Let us go back to inflation. We have incurred over $560 billion of deficit spending over the past two years. One-third of it, over $170 billion, had nothing to do with the COVID pandemic. Never miss out on a good crisis to move an agenda forward, as the Liberals have said.
Let us look at more things here, as far as inflation goes. Let us look at what we are abetting here in the process. Let us look at where the numbers are actually leading us. As members know, I am somewhat analytical at looking at what the solutions to these problems might be.
Some of this money coming into Canada, such as 7.7% of the purchases in Vancouver, is still foreign money coming in. Investment properties are on top of that from Canadian investors, but much of this foreign money is not clean foreign money. Much of it, according to the Corruption Perceptions Index from Transparency International, is actually money laundering.
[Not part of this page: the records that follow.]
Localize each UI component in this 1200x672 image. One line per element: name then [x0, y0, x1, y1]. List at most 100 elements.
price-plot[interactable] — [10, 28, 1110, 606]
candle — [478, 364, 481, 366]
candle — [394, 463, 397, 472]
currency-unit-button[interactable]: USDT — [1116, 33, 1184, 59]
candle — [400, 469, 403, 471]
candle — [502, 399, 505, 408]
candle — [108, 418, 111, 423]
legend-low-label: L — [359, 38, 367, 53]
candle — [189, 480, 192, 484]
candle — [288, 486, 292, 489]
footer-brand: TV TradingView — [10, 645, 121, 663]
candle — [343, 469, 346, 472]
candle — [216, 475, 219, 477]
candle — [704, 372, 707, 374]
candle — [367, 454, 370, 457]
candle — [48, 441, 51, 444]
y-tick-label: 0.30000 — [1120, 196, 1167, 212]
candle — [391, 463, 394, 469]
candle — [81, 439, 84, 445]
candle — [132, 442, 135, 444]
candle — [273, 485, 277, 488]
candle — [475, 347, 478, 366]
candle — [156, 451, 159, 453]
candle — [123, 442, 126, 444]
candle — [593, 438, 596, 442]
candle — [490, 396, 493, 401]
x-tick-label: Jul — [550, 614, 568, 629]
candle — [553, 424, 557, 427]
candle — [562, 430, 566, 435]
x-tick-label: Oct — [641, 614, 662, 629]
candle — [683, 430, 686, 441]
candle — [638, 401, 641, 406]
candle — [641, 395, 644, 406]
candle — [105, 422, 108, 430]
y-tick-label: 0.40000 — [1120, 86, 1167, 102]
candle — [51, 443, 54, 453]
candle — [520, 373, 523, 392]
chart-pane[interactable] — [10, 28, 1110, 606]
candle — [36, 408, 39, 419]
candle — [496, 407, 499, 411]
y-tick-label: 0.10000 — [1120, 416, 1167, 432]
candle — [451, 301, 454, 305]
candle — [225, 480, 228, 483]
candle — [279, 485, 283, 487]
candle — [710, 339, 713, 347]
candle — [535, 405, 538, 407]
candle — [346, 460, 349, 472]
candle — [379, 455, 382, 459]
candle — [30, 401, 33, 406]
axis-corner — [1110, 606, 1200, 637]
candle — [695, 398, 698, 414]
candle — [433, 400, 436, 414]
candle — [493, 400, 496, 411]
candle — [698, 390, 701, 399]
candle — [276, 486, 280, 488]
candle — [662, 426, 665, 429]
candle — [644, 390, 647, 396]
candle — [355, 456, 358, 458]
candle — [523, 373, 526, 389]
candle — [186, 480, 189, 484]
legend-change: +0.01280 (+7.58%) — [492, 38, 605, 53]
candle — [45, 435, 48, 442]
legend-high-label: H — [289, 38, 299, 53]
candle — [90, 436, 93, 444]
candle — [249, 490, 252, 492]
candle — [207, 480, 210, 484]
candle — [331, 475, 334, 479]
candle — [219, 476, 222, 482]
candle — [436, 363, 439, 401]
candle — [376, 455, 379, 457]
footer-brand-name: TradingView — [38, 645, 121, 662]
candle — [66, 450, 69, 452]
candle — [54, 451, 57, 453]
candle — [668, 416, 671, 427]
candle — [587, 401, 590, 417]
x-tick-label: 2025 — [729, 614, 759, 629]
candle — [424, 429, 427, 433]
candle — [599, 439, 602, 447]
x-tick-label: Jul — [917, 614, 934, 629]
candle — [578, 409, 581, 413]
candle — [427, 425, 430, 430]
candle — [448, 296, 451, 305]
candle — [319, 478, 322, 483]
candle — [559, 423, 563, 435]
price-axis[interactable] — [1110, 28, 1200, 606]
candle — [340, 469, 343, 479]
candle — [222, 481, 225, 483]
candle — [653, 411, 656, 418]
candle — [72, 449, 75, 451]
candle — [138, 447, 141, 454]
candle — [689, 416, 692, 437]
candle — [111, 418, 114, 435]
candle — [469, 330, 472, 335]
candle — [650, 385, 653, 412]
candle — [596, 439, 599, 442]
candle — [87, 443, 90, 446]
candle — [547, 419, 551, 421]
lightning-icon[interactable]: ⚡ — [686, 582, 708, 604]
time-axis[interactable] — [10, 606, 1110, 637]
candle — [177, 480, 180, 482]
It is what is called “snow washing”. Snow washing happens more in Canada than in any other country in the G20 for one reason: because we allow it to. The government keeps the rules loose on money laundering coming into Canada, and it is a shame for us in an international sense around the world.
In a national criminal intelligence estimate, the Canadian Criminal Intelligence Service said that money laundering of about $133 billion per year was one of the factors driving up real estate prices in Canada. In the last year, let us recall, real estate prices went up 26% for a typical family home in Canada. That is corruption. We are allowing corruption to enter Canada.
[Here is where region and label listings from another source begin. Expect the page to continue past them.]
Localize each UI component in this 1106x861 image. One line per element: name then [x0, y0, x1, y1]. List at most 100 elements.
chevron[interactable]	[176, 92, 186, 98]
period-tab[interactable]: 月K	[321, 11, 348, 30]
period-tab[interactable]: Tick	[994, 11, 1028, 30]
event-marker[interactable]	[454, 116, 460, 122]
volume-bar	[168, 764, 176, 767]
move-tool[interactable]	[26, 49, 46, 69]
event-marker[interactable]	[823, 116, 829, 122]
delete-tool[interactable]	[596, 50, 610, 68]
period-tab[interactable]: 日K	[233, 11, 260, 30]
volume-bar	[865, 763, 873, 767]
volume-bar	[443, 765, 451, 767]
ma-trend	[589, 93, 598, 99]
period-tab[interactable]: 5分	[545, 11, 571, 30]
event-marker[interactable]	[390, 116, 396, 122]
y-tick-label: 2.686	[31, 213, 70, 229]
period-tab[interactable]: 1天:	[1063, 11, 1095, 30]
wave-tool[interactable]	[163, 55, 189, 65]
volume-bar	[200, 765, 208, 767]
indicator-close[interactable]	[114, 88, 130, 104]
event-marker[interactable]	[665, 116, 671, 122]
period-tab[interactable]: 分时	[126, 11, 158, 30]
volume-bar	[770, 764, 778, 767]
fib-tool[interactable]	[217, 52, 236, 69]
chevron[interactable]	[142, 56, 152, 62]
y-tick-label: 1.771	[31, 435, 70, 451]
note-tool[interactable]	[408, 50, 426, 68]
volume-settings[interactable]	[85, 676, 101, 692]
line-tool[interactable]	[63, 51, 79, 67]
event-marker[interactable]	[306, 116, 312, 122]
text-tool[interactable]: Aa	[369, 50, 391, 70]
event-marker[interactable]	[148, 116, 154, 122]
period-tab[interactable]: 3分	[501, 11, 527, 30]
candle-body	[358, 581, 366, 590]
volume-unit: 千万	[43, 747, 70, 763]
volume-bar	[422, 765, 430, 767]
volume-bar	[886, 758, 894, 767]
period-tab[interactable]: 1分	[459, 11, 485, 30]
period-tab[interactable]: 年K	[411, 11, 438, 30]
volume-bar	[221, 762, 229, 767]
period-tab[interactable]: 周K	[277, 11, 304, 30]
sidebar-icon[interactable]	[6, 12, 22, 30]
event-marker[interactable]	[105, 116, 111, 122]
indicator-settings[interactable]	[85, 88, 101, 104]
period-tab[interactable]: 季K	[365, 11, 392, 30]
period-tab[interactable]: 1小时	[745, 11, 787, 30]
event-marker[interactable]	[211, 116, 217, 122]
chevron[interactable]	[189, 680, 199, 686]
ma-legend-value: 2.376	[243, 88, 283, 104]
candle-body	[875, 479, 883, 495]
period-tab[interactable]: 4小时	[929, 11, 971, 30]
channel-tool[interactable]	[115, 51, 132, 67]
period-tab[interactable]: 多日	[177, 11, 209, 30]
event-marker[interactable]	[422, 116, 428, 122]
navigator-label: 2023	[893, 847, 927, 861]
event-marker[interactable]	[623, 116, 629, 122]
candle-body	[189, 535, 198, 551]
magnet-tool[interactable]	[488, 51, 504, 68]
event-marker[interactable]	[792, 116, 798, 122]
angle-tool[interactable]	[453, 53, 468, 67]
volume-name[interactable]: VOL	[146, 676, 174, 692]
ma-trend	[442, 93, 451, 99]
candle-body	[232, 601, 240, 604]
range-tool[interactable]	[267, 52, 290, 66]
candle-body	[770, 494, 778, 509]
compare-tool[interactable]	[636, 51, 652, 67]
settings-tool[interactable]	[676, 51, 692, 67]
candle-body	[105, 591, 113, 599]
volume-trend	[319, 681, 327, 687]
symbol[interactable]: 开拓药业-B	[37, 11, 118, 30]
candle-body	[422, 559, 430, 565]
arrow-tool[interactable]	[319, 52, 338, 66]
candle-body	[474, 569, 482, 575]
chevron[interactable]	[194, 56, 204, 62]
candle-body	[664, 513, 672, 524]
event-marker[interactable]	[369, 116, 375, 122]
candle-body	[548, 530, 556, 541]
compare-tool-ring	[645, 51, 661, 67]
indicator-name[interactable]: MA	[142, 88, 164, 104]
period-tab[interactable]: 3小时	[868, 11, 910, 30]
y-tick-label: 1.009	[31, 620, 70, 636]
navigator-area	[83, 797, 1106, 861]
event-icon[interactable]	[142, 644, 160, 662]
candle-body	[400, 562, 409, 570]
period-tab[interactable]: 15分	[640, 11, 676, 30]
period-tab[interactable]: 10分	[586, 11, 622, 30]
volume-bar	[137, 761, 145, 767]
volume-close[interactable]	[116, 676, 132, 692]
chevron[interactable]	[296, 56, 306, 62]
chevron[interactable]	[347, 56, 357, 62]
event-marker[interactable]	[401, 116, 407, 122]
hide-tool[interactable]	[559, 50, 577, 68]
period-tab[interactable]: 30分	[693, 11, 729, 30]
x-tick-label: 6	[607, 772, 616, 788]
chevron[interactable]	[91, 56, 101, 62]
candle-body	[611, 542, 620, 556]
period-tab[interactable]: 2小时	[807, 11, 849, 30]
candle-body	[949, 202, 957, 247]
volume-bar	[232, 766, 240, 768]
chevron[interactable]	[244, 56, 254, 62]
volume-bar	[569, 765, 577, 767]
I know some people think that it is just the money part of corruption, but the money part of corruption leads to all other kinds of criminality. When we actually invite dirty money into the country, we are inviting everything else associated with that dirty money into the country.
Let us take a look at the fentanyl deaths on the streets of our cities, including Calgary, where I live. Fentanyl deaths and overdoses and homeless people living in the streets have abounded over the last number of years because of these laws that allow people to launder their money in Canada and bring with it the commensurate crime that arrives with money laundering. This is a problem we need to address. The government needs to address it.
I am concerned that the government does not want to address it, because it is complicit in a lot of areas where it is actually involved in what we will call “shady practices”. That includes SNC-Lavalin and the cover-up of what happened there and the ditching of one of the brightest lights on the Liberal front bench when she tried to expose what was going on there. This includes the WE scandal and the hundreds of millions of dollars that was buried in bureaucratese before we could get to actually following the money trail.
That brings us to where we are today: How do we come through this? We need to build a system that is not inflationary and does not continue to have government money thrown at the wall while continuing to not solve problems and issues like housing. Housing is a big issue. Putting a 1% extra tax on top of housing is not part of the solution. Curbing foreign money laundering is in the federal government's bailiwick and should be instituted as quickly as possible.
I know I am running out of time, but it is my pleasure to be here today again. I do propose that we actually start with legislation that leads somewhere and, as opposed to an extra tax that is already being applied locally and provincially in many areas in Canada where it is a problem, that we look at how we address money laundering laws in Canada.